The Bangladesh Film Censor Board blocked the commercial release of My Bicycle, citing language barriers and concerns over the film's portrayal of the military. The film featured an all-local cast with no professional actors involved.
== Early life and education ==
Aung Rakhine was born in Harbang, Cox's Bazar, Bangladesh. He completed his Bachelor of Fine Arts (BFA) from the University of Development Alternative (UODA) in 2011. He also pursued a film direction course at the National Institute of Mass Communication (NIMC) under the Ministry of Information and Broadcasting.

== Career ==
Aung Rakhine has started his career in film as an executive producer at Bengal Creations Ltd from February 2015 to September 2018 in Dhaka, Bangladesh. Additionally, he co-founded Khona Talkies and served as a director and executive producer from 2015 to March 2019. He is one of the producers of Khona's film Made in Bangladesh directed by Rubaiyat Hossain. Aung also served as executive producer of Giasuddin Selim's film Swapnajaal.

==Filmography==

| Year | Title | Type | Details | Ref. |
|---|---|---|---|---|
| 2015 | My Bicycle | Short film | Featured at Tallinn Black Nights Film Festival, Gothenburg Film Festival, Zanzibar International Film Festival, and Skabmagovat Film Festival (Finland). |  |
| 2018 | The Last Post Office | Short film | Screened at Locarno Film Festival, Clermont-Ferrand International Short Film Festival, Tampere Film Festival, and Hong Kong International Film Festival in 2019. |  |
| TBA | Mru | Feature film | Based on the ethnic group Mru, ongoing project since 2022. |  |

===Screening campaign===

On 8 August 2024, an independent film activist group organized an open screening called #CinemaDehuntis as part of a reformist movement urging the government to abolish film censorship. This campaign is a subset of the broader Student–People's uprising in Bangladesh opposing the Awami administration.

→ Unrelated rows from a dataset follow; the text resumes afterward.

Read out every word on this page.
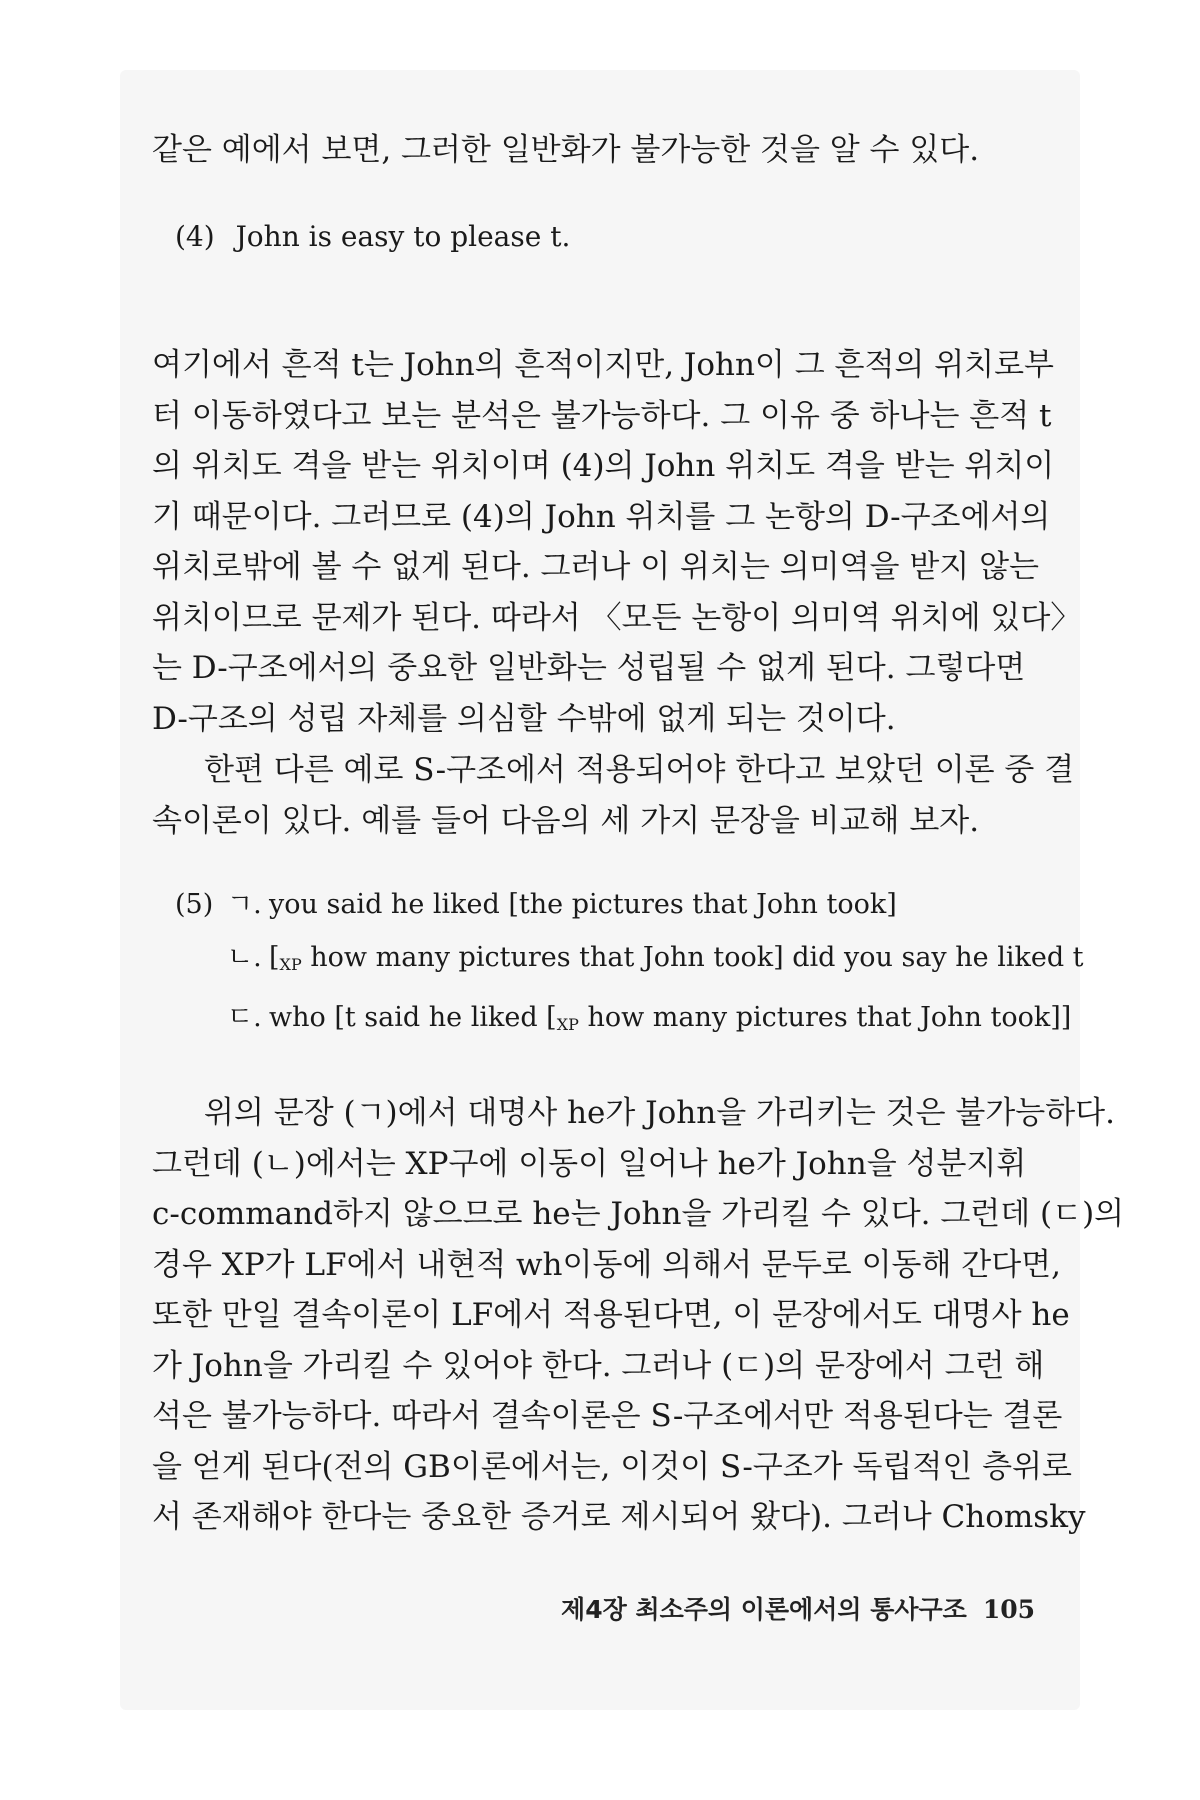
같은 예에서 보면, 그러한 일반화가 불가능한 것을 알 수 있다.

(4) John is easy to please t.

여기에서 흔적 t는 John의 흔적이지만, John이 그 흔적의 위치로부
터 이동하였다고 보는 분석은 불가능하다. 그 이유 중 하나는 흔적 t
의 위치도 격을 받는 위치이며 (4)의 John 위치도 격을 받는 위치이
기 때문이다. 그러므로 (4)의 John 위치를 그 논항의 D-구조에서의
위치로밖에 볼 수 없게 된다. 그러나 이 위치는 의미역을 받지 않는
위치이므로 문제가 된다. 따라서 〈모든 논항이 의미역 위치에 있다〉
는 D-구조에서의 중요한 일반화는 성립될 수 없게 된다. 그렇다면
D-구조의 성립 자체를 의심할 수밖에 없게 되는 것이다.

한편 다른 예로 S-구조에서 적용되어야 한다고 보았던 이론 중 결
속이론이 있다. 예를 들어 다음의 세 가지 문장을 비교해 보자.

(5) ㄱ. you said he liked [the pictures that John took]
ㄴ. [$_{XP}$ how many pictures that John took] did you say he liked t
ㄷ. who [t said he liked [$_{XP}$ how many pictures that John took]]

위의 문장 (ㄱ)에서 대명사 he가 John을 가리키는 것은 불가능하다.
그런데 (ㄴ)에서는 XP구에 이동이 일어나 he가 John을 성분지휘
c-command하지 않으므로 he는 John을 가리킬 수 있다. 그런데 (ㄷ)의
경우 XP가 LF에서 내현적 wh이동에 의해서 문두로 이동해 간다면,
또한 만일 결속이론이 LF에서 적용된다면, 이 문장에서도 대명사 he
가 John을 가리킬 수 있어야 한다. 그러나 (ㄷ)의 문장에서 그런 해
석은 불가능하다. 따라서 결속이론은 S-구조에서만 적용된다는 결론
을 얻게 된다(전의 GB이론에서는, 이것이 S-구조가 독립적인 층위로
서 존재해야 한다는 중요한 증거로 제시되어 왔다). 그러나 Chomsky

제4장 최소주의 이론에서의 통사구조 105
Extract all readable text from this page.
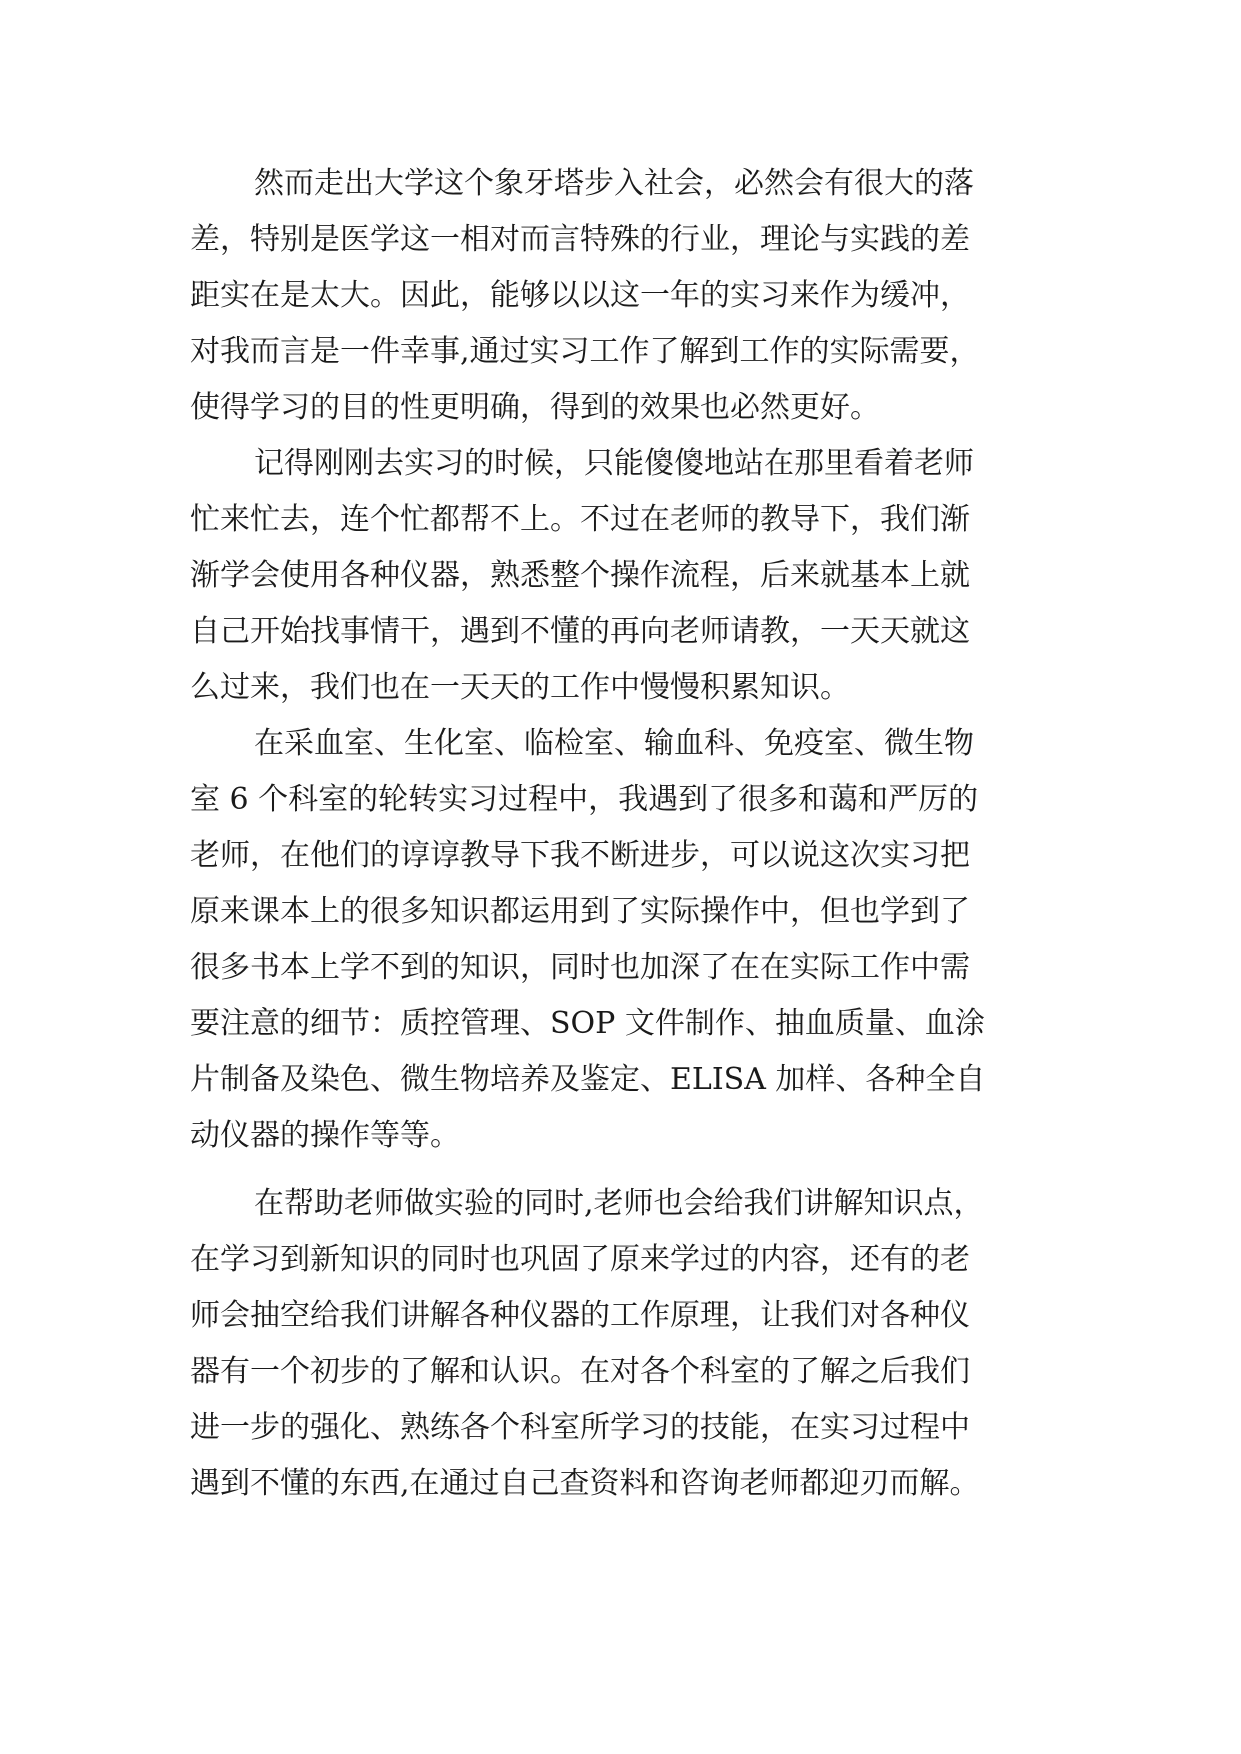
然而走出大学这个象牙塔步入社会，必然会有很大的落
差，特别是医学这一相对而言特殊的行业，理论与实践的差
距实在是太大。因此，能够以以这一年的实习来作为缓冲，
对我而言是一件幸事,通过实习工作了解到工作的实际需要，
使得学习的目的性更明确，得到的效果也必然更好。
记得刚刚去实习的时候，只能傻傻地站在那里看着老师
忙来忙去，连个忙都帮不上。不过在老师的教导下，我们渐
渐学会使用各种仪器，熟悉整个操作流程，后来就基本上就
自己开始找事情干，遇到不懂的再向老师请教，一天天就这
么过来，我们也在一天天的工作中慢慢积累知识。
在采血室、生化室、临检室、输血科、免疫室、微生物
室 6 个科室的轮转实习过程中，我遇到了很多和蔼和严厉的
老师，在他们的谆谆教导下我不断进步，可以说这次实习把
原来课本上的很多知识都运用到了实际操作中，但也学到了
很多书本上学不到的知识，同时也加深了在在实际工作中需
要注意的细节：质控管理、SOP 文件制作、抽血质量、血涂
片制备及染色、微生物培养及鉴定、ELISA 加样、各种全自
动仪器的操作等等。
在帮助老师做实验的同时,老师也会给我们讲解知识点，
在学习到新知识的同时也巩固了原来学过的内容，还有的老
师会抽空给我们讲解各种仪器的工作原理，让我们对各种仪
器有一个初步的了解和认识。在对各个科室的了解之后我们
进一步的强化、熟练各个科室所学习的技能，在实习过程中
遇到不懂的东西,在通过自己查资料和咨询老师都迎刃而解。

== Awards and recognition ==
Throughout his career, Aung Rakhine has received awards and recognized indigenous filmmakers from Bangladesh, showcased at numerous international film festivals.
- Best Screenplay Award - Ufa Silver Akbuzat Ethnic Cinema Festival, Russia (2015).
- Honourable Mention - Cine Kurumin - Int. Indigenous Film Festival, Brazil (2016).
- Audacious Bangladesh Award (2018) - ACI Group, Bangladesh.
- Best Cinematographer Award (2018) - WhatsON, Bangladesh.